Similarly, to determine potential impacts, recovery missions for left over ordnance are also carefully planned, with a strong focus on maintaining the footprint the military has already developed on the range.
“My first real mission on this range was to recover two downed A-10s surrounded by a lot of Joshua trees,” said Master Sgt. Jeremy Cunningham, operations support superintendent at the NTTR.
“There were environmental concerns with the surrounding area, so instead of cutting a road and bringing trucks out there to recover the aircraft, we contracted helicopter support and slung loaded everything to be air lifted out.”
In addition to setting up the 3,700 target elements across the range and Leech Lake, Cunningham works with Maj. Don “Mick” Martin, chief of operations support at the NTTR, managing the contractors who perform all required maintenance, such as cleaning and repair work of everything on the range.
“We remove all hazards that might cause undue harm to the environment,” said Martin. “We always verify that the contractor cleaned the area, and that they did so following our environmental compliance standards.”
Between projects with the NTTR, 99th CES biologists and anthropologists continue to survey the range.
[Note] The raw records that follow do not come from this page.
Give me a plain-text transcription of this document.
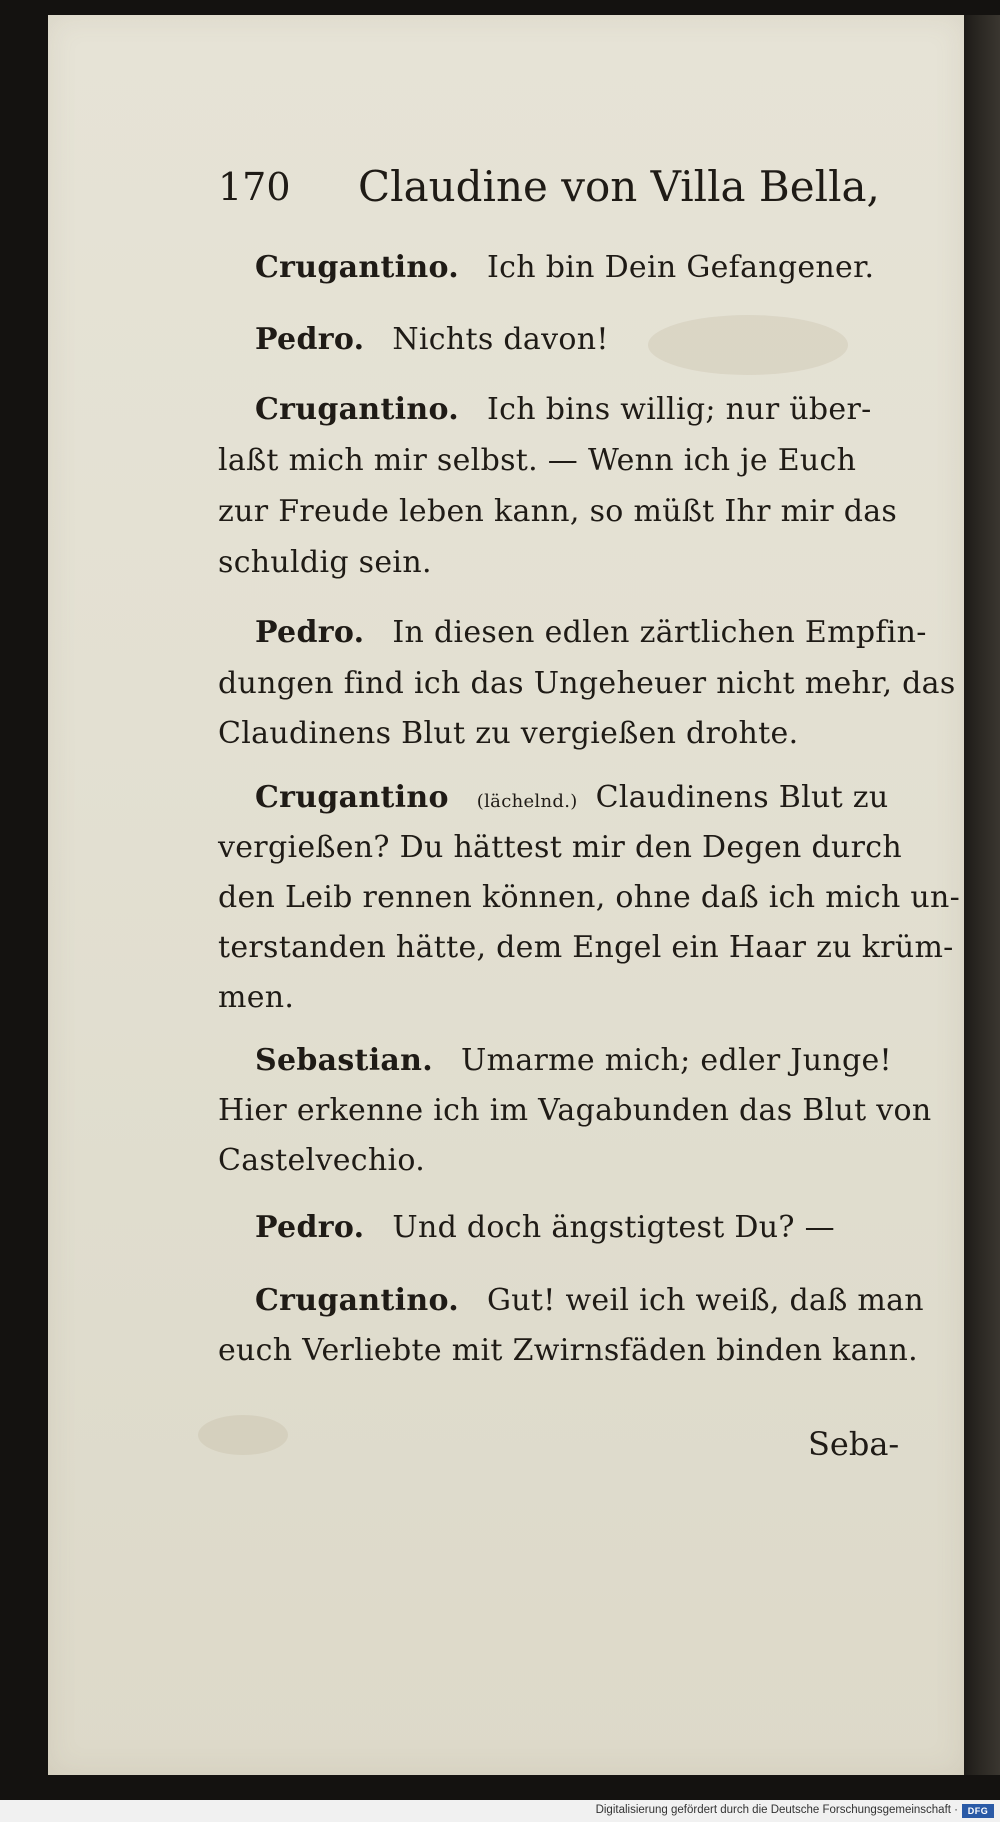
170 Claudine von Villa Bella,
Crugantino. Ich bin Dein Gefangener.
Pedro. Nichts davon!
Crugantino. Ich bins willig; nur über-
laßt mich mir selbst. — Wenn ich je Euch
zur Freude leben kann, so müßt Ihr mir das
schuldig sein.
Pedro. In diesen edlen zärtlichen Empfin-
dungen find ich das Ungeheuer nicht mehr, das
Claudinens Blut zu vergießen drohte.
Crugantino (lächelnd.) Claudinens Blut zu
vergießen? Du hättest mir den Degen durch
den Leib rennen können, ohne daß ich mich un-
terstanden hätte, dem Engel ein Haar zu krüm-
men.
Sebastian. Umarme mich; edler Junge!
Hier erkenne ich im Vagabunden das Blut von
Castelvechio.
Pedro. Und doch ängstigtest Du? —
Crugantino. Gut! weil ich weiß, daß man
euch Verliebte mit Zwirnsfäden binden kann.
Seba-
Digitalisierung gefördert durch die Deutsche Forschungsgemeinschaft ·	DFG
They work with the Nevada Department of Wildlife, the Desert National Wildlife Refuge and the U.S. Geological Survey, consistently conducting wildlife, botanical and wetland surveys.
“Our team of biologists and botanists have been steadily collecting data since 2010 to help us form a picture of the NTTR,” said Johnson. “We want to know where our species and rare plants are located to mitigate the impact on them.”
The 99th CES natural resource managers understand the importance of a partnership as part of stewardship of the NTTR land.
In 2017, while updating Nellis’ Integrated Natural Resource Management Plan (planning documents that outline how military installations will manage natural resources) they consulted multiple local, state, and federal environmental agencies, as well as the local tribes, for participation in crafting their management plan.
“It is required that we have U.S. Fish and Wildlife Service and the state wildlife agency sign this document,” said Johnson. “This can take a long time or get interrupted, because if the agencies don’t agree, they will not sign it. We got ours signed in three weeks. That is a testament to how well we worked with the agencies and how satisfied they were with what we put into the plan.”
Recently, the Nevada Department of Wildlife and the U.S. Fish and Wildlife Service directors signed a Sheep Management Plan that the Desert National Wildlife Refuge, USGS, Nevada Department of Wildlife and U.S. Air Force have been collaborating on for the last year to complete.
The NTTR is incredibly diverse and complex. Its numerous interests add a great deal of oversight to ensure that the USAF is acting as good stewards of the land and honest brokers in all of their operations.
“We welcome the fact that there is oversight in everything we do,” said Larry “Slider” Prince, chief of the projects branch at the NTTR. “Sustaining the land, the animals and the capabilities that the military utilizes on the range are all of co-equal importance to us. We understand that if we don’t take care of the land, we won’t be able to use it.”
Editor’s note: This is the second installment in a three-part series highlighting the Nevada Test and Training Range.